Véronique Aubergé est chercheure au CNRS de Grenoble. Elle est une spécialiste réputée de la robotique sociale, c’est-à-dire des liens que nouent les humains avec les robots humanoïdes. Elle est invitée au salon E-Tonomy co-organisé par les Départements des Yvelines et des Hauts-de-Seine. Interview.
Vous dites que le robot social est un selfie de l’homme moderne. Qu’entendez-vous par là ?
J’ajoute même volontiers que pour le robot, comme pour le doigt qui pointe la lune (l’homme), l’imbécile regarde le doigt – le robot, le sage, regarde la lune — l’homme.
Le robot fascine. Et on est bien face à un miroir, mais un miroir qui prend notre image et met en toile de fond ce qui arrive à nos relations : elles nous nourrissent mal, soit insuffisantes, soit surtout de la malbouffe relationnelle des réseaux ou du face à face sans empathie, sans la réalité et le temps des échanges sociaux par les signaux du corps en face à face. Ce robot c’est donc un selfie de nous, narcissiques en mal être de l’autre, qui pensent se nourrir de l’illusion de de notre propre image, dans une illusion d’intimité un à un avec cet objet perçu comme un sujet. Ce selfie met l’homme, comme il pense l’être au centre et au sommet du monde.
Expliquez-nous vos travaux en cours ?
Mon objectif, c’est de comprendre comment les gens s’attachent aux robots, comment ils le manifestent et si c’est reproductible. J’ai donc monté un protocole d’observation avec mon équipe. Nous utilisons le Living Lab Domus, un petit appartement de trois pièces recréé dans nos locaux, où toutes les commandes (actionner les stores, allumer la bouilloire électrique, la télévision ou la lumière) sont activées via un robot domotique baptisé Emox.
Nous observons des personnes âgées interagir avec lui en conditions réelles.
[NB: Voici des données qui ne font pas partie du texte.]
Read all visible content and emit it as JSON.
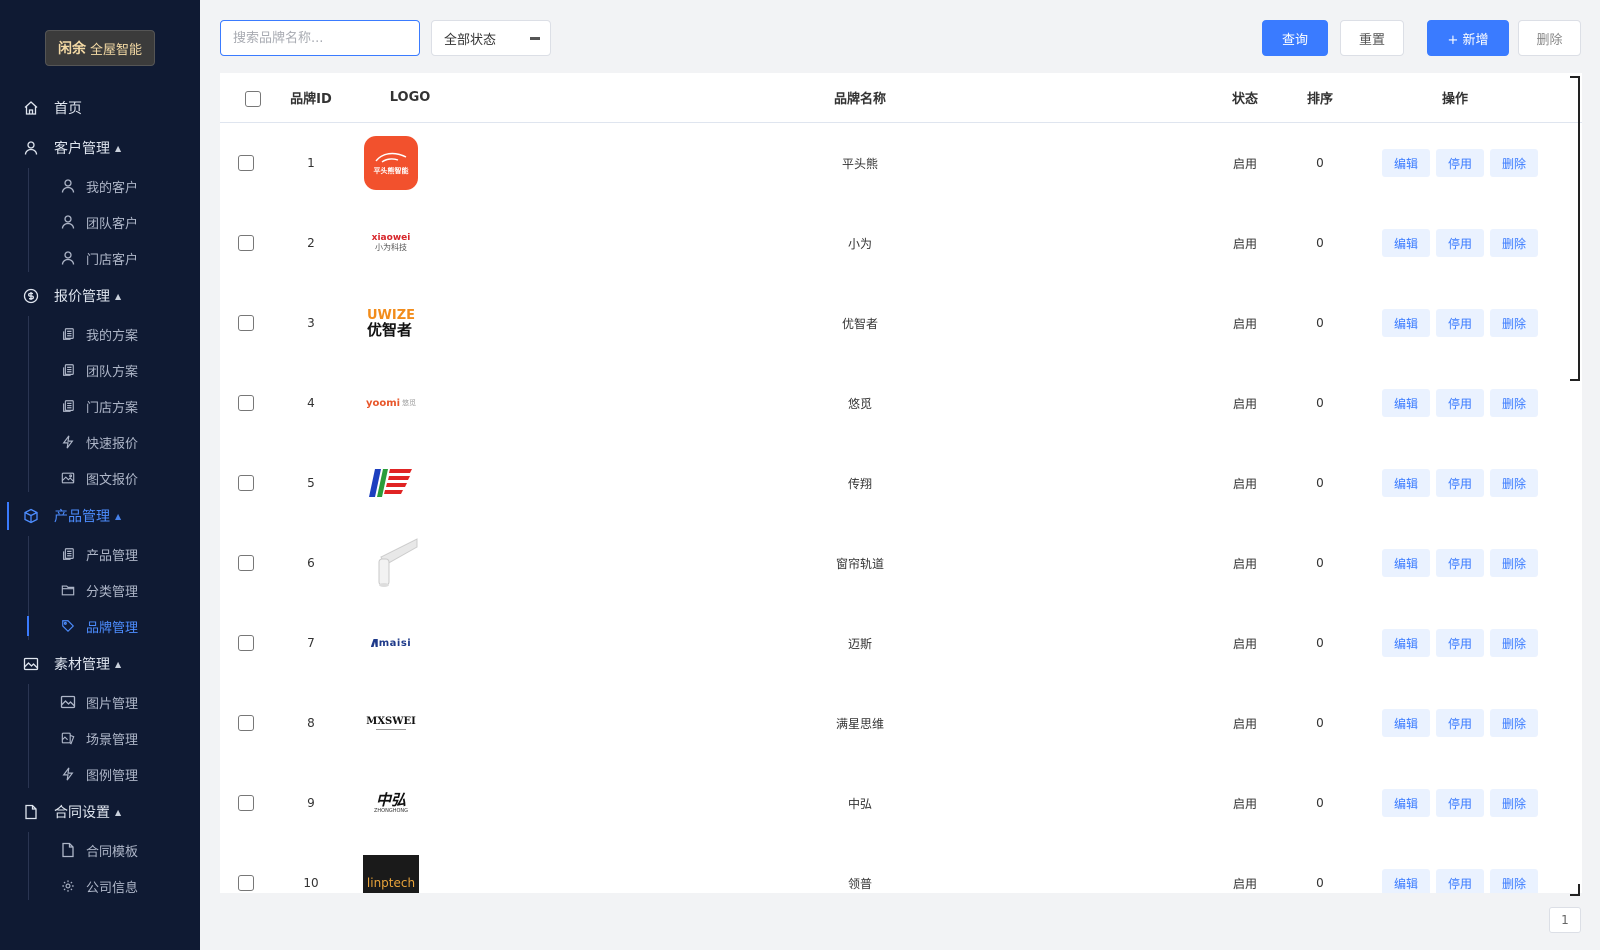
{
  "brand": {
    "mark": "闲余",
    "text": "全屋智能"
  },
  "nav": [
    {
      "label": "首页",
      "icon": "home-icon",
      "caret": ""
    },
    {
      "label": "客户管理",
      "icon": "user-icon",
      "caret": "▲",
      "children": [
        {
          "label": "我的客户",
          "icon": "user-icon"
        },
        {
          "label": "团队客户",
          "icon": "user-icon"
        },
        {
          "label": "门店客户",
          "icon": "user-icon"
        }
      ]
    },
    {
      "label": "报价管理",
      "icon": "dollar-icon",
      "caret": "▲",
      "children": [
        {
          "label": "我的方案",
          "icon": "copy-icon"
        },
        {
          "label": "团队方案",
          "icon": "copy-icon"
        },
        {
          "label": "门店方案",
          "icon": "copy-icon"
        },
        {
          "label": "快速报价",
          "icon": "lightning-icon"
        },
        {
          "label": "图文报价",
          "icon": "image-edit-icon"
        }
      ]
    },
    {
      "label": "产品管理",
      "icon": "box-icon",
      "caret": "▲",
      "active": true,
      "children": [
        {
          "label": "产品管理",
          "icon": "copy-icon"
        },
        {
          "label": "分类管理",
          "icon": "folder-icon"
        },
        {
          "label": "品牌管理",
          "icon": "tag-icon",
          "active": true
        }
      ]
    },
    {
      "label": "素材管理",
      "icon": "picture-icon",
      "caret": "▲",
      "children": [
        {
          "label": "图片管理",
          "icon": "picture-icon"
        },
        {
          "label": "场景管理",
          "icon": "scene-icon"
        },
        {
          "label": "图例管理",
          "icon": "lightning-icon"
        }
      ]
    },
    {
      "label": "合同设置",
      "icon": "document-icon",
      "caret": "▲",
      "children": [
        {
          "label": "合同模板",
          "icon": "document-icon"
        },
        {
          "label": "公司信息",
          "icon": "gear-icon"
        }
      ]
    }
  ],
  "toolbar": {
    "search_placeholder": "搜索品牌名称...",
    "status_value": "全部状态",
    "query": "查询",
    "reset": "重置",
    "add": "+ 新增",
    "delete": "删除"
  },
  "table": {
    "headers": {
      "id": "品牌ID",
      "logo": "LOGO",
      "name": "品牌名称",
      "status": "状态",
      "sort": "排序",
      "ops": "操作"
    },
    "op_labels": {
      "edit": "编辑",
      "disable": "停用",
      "delete": "删除"
    },
    "rows": [
      {
        "id": "1",
        "logo": "pingtouxiong",
        "logo_text": "平头熊智能",
        "name": "平头熊",
        "status": "启用",
        "sort": "0"
      },
      {
        "id": "2",
        "logo": "xiaowei",
        "logo_text": "xiaowei",
        "logo_sub": "小为科技",
        "name": "小为",
        "status": "启用",
        "sort": "0"
      },
      {
        "id": "3",
        "logo": "uwize",
        "logo_text": "UWIZE",
        "logo_sub": "优智者",
        "name": "优智者",
        "status": "启用",
        "sort": "0"
      },
      {
        "id": "4",
        "logo": "yoomi",
        "logo_text": "yoomi",
        "logo_sub": "悠觅",
        "name": "悠觅",
        "status": "启用",
        "sort": "0"
      },
      {
        "id": "5",
        "logo": "chuanxiang",
        "name": "传翔",
        "status": "启用",
        "sort": "0"
      },
      {
        "id": "6",
        "logo": "curtain",
        "name": "窗帘轨道",
        "status": "启用",
        "sort": "0"
      },
      {
        "id": "7",
        "logo": "maisi",
        "logo_text": "maisi",
        "name": "迈斯",
        "status": "启用",
        "sort": "0"
      },
      {
        "id": "8",
        "logo": "mxswei",
        "logo_text": "MXSWEI",
        "name": "满星思维",
        "status": "启用",
        "sort": "0"
      },
      {
        "id": "9",
        "logo": "zhonghong",
        "logo_text": "中弘",
        "logo_sub": "ZHONGHONG",
        "name": "中弘",
        "status": "启用",
        "sort": "0"
      },
      {
        "id": "10",
        "logo": "linptech",
        "logo_text": "linptech",
        "name": "领普",
        "status": "启用",
        "sort": "0"
      }
    ]
  },
  "pager": {
    "page": "1"
  },
  "colors": {
    "primary": "#3a7bff",
    "sidebar": "#0f1a33"
  }
}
Afin de ne pas influencer l’expérience, nous ne leur disons pas la vraie raison de leur venue dans le Domus, nous prétextons qu’il s’agit de tester un appartement pilote pour personnes dépendantes.
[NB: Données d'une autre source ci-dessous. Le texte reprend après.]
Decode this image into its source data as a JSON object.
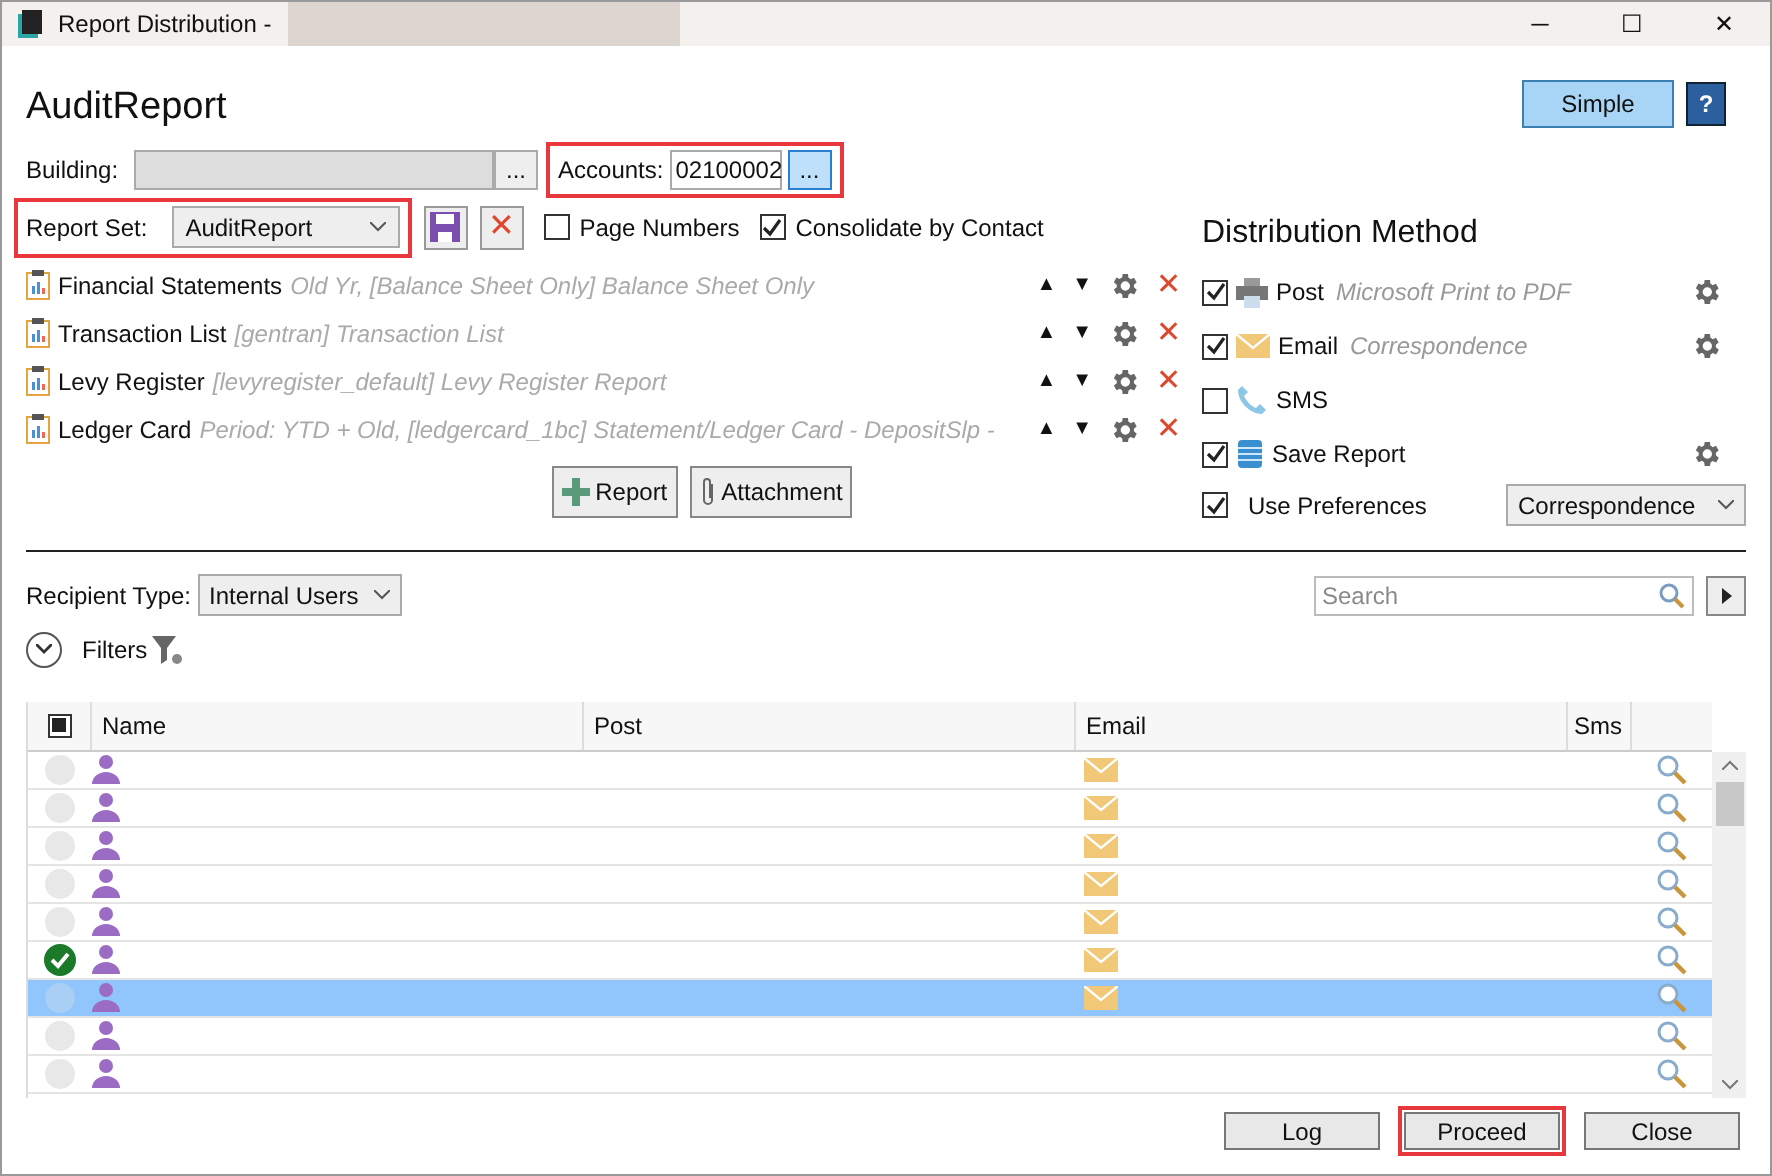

Comment réagissent les personnes âgées face à ce robot « majordome » ?
Nous leur expliquons qu’elles doivent lui donner directement leurs consignes – « allume la télévision », « mets en marche la bouilloire » – pour faire fonctionner les appareils de l’appartement. Lui, les suit docilement d’une pièce à l’autre.
Généralement, deux cas de figure se présentent : si la personne est peu isolée, le robot va l’amuser un moment puis elle va rapidement s’en désintéresser ; si elle très isolée, elle va mettre un temps avant de s’intéresser au robot, hormis les quelques commandes qu’elle va lui adresser, puis les échanges vont progressivement s’intensifier jusqu’à devenir très nourris.
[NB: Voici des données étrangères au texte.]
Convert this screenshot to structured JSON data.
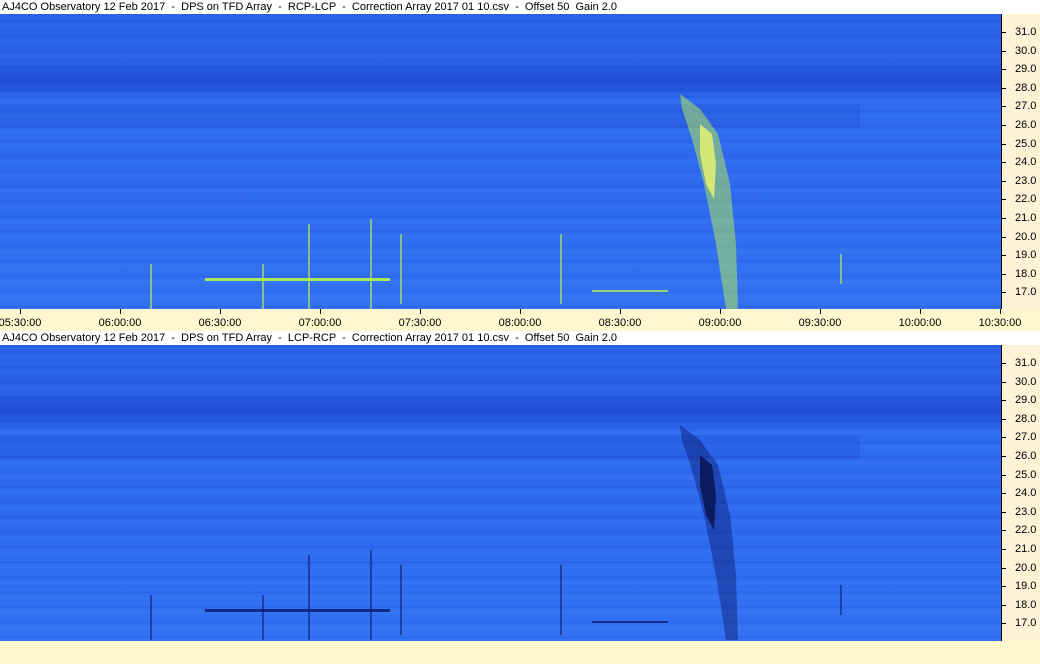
{
  "panels": [
    {
      "title": "AJ4CO Observatory 12 Feb 2017  -  DPS on TFD Array  -  RCP-LCP  -  Correction Array 2017 01 10.csv  -  Offset 50  Gain 2.0",
      "polarity": "RCP-LCP",
      "burst_color": "#c8ff3c",
      "burst_core_color": "#ffff66"
    },
    {
      "title": "AJ4CO Observatory 12 Feb 2017  -  DPS on TFD Array  -  LCP-RCP  -  Correction Array 2017 01 10.csv  -  Offset 50  Gain 2.0",
      "polarity": "LCP-RCP",
      "burst_color": "#0a1a6e",
      "burst_core_color": "#020a3a"
    }
  ],
  "frequency_axis": {
    "unit": "MHz",
    "labels": [
      "31.0",
      "30.0",
      "29.0",
      "28.0",
      "27.0",
      "26.0",
      "25.0",
      "24.0",
      "23.0",
      "22.0",
      "21.0",
      "20.0",
      "19.0",
      "18.0",
      "17.0"
    ]
  },
  "time_axis": {
    "labels": [
      "05:30:00",
      "06:00:00",
      "06:30:00",
      "07:00:00",
      "07:30:00",
      "08:00:00",
      "08:30:00",
      "09:00:00",
      "09:30:00",
      "10:00:00",
      "10:30:00"
    ]
  },
  "colors": {
    "background_blue": "#2e69ee",
    "axis_bg": "#fff2d6",
    "strip_bg": "#fff8cf"
  }
}
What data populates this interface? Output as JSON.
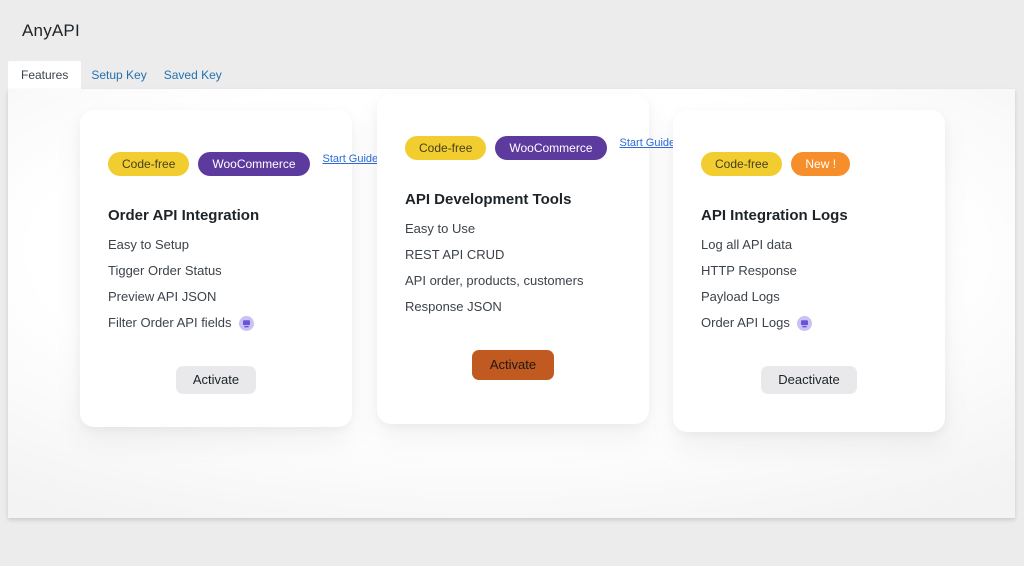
{
  "header": {
    "title": "AnyAPI"
  },
  "tabs": [
    {
      "label": "Features",
      "active": true
    },
    {
      "label": "Setup Key",
      "active": false
    },
    {
      "label": "Saved Key",
      "active": false
    }
  ],
  "cards": [
    {
      "badges": [
        {
          "label": "Code-free"
        },
        {
          "label": "WooCommerce"
        }
      ],
      "link_label": "Start Guide",
      "title": "Order API Integration",
      "features": [
        "Easy to Setup",
        "Tigger Order Status",
        "Preview API JSON",
        "Filter Order API fields"
      ],
      "button_label": "Activate"
    },
    {
      "badges": [
        {
          "label": "Code-free"
        },
        {
          "label": "WooCommerce"
        }
      ],
      "link_label": "Start Guide",
      "title": "API Development Tools",
      "features": [
        "Easy to Use",
        "REST API CRUD",
        "API order, products, customers",
        "Response JSON"
      ],
      "button_label": "Activate"
    },
    {
      "badges": [
        {
          "label": "Code-free"
        },
        {
          "label": "New !"
        }
      ],
      "title": "API Integration Logs",
      "features": [
        "Log all API data",
        "HTTP Response",
        "Payload Logs",
        "Order API Logs"
      ],
      "button_label": "Deactivate"
    }
  ],
  "colors": {
    "badge_yellow": "#f2cd30",
    "badge_purple": "#5d3a9e",
    "badge_orange": "#f78e2c",
    "button_orange": "#c05a20",
    "link_blue": "#2271b1",
    "guide_blue": "#2b6cd9"
  }
}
Pour cette expérience, nous avons fait le choix d’utiliser un robot aux capacités langagières limitées : il émet de petits bruits de bouche, produit des onomatopées et prononce deux ou trois phrases courtes comme « Comme ça ? » ou « Je peux faire quelque chose ? »
Un lien se créé alors ?
Lorsque les personnes âgées commentent après coup l’utilisation de cet appartement, elles abordent spontanément la présence du robot dès les premières minutes et elles disent toujours la même chose : « C’est bien pour une personne un peu seule… » Cela confirme notre hypothèse selon laquelle le robot social pourrait aider à réparer le lien social en « réentraînant » progressivement les personnes âgées au contact avec autrui.
La robotique sociale au salon Etonomy
Au salon E-Tonomy qui a ouvert ses portes aujourd’hui, en présentiel et avec transmission des débats à distance, les sera abordée la robotique sociale : “ Un levier pour retisser du lien socio-affectif pour les plus fragiles ?
Des experts, réunis autour de Véronique Aubergé, tenteront de répondre à ces questions. A 16h ce mercredi 30 septembre. Les interventions peuvent être suivies à distance.